あと、『太宰治の辞書』で主人公が結婚していたが相手についての情報が少なすぎていったいどういう職業だとか年齢だとかいっさいわからなかったのだが、『朝霧』を読み返してみたらそうそう、〝ベルリオーズの君" とでも呼びたくなるこんなひとと出会っていたんだよね。普通に続篇が書かれていたのならなんらかの関わりが『朝霧』の次で出てきそうな、そういうロマンチックで知的でお似合いな感じだった。読みたいなあ、でも「いまさら」だし著者が「娘の結婚相手なんか書きたくない」ッてんだからなあ…。

主人公は恋から遠い、遠ざけられていたけれど、この作品を読んだら男の子っぽい雰囲気の正ちゃんが海を眺めつつなかなか隅に置けないナ、ってな感じの台詞を云ってたりして、ふーんと思った。それにお子さんの年齢から計算するに、主人公も20で結婚したみたいだし、なんのかんのでとんとん拍子に進んだってことかしらねえ。
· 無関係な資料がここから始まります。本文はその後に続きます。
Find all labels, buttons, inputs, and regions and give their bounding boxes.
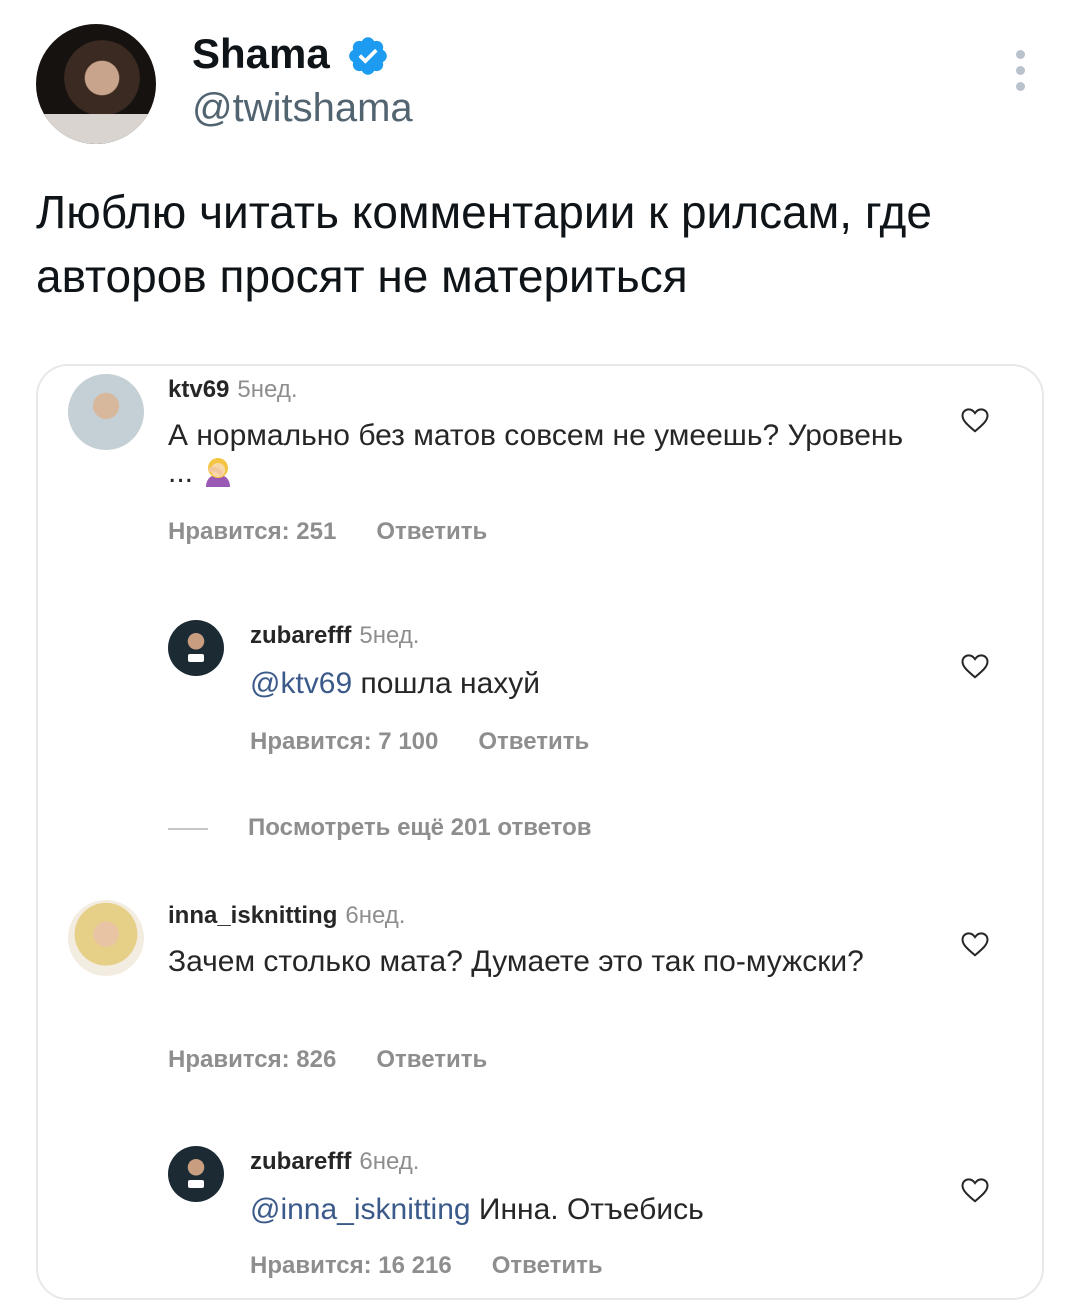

『朝霧』を読んでいるといろんなことが「ああ、続いているんだな」と思い当たるところがあちこちにあり、シリーズものならではの愉しみというものも味わった。変わったこともいろいろありそうだけど。落語が『朝霧』は濃厚だけど続篇はそうでもなかったなとか。
『朝霧』単行本は1998年。わたしは文庫で読んだので2004年(この文庫化も遅かったんだよなあ)。
一緒に歩んできたような気持ちで、今回も懐かしく親しんだ。やはりこのシリーズは特別だ。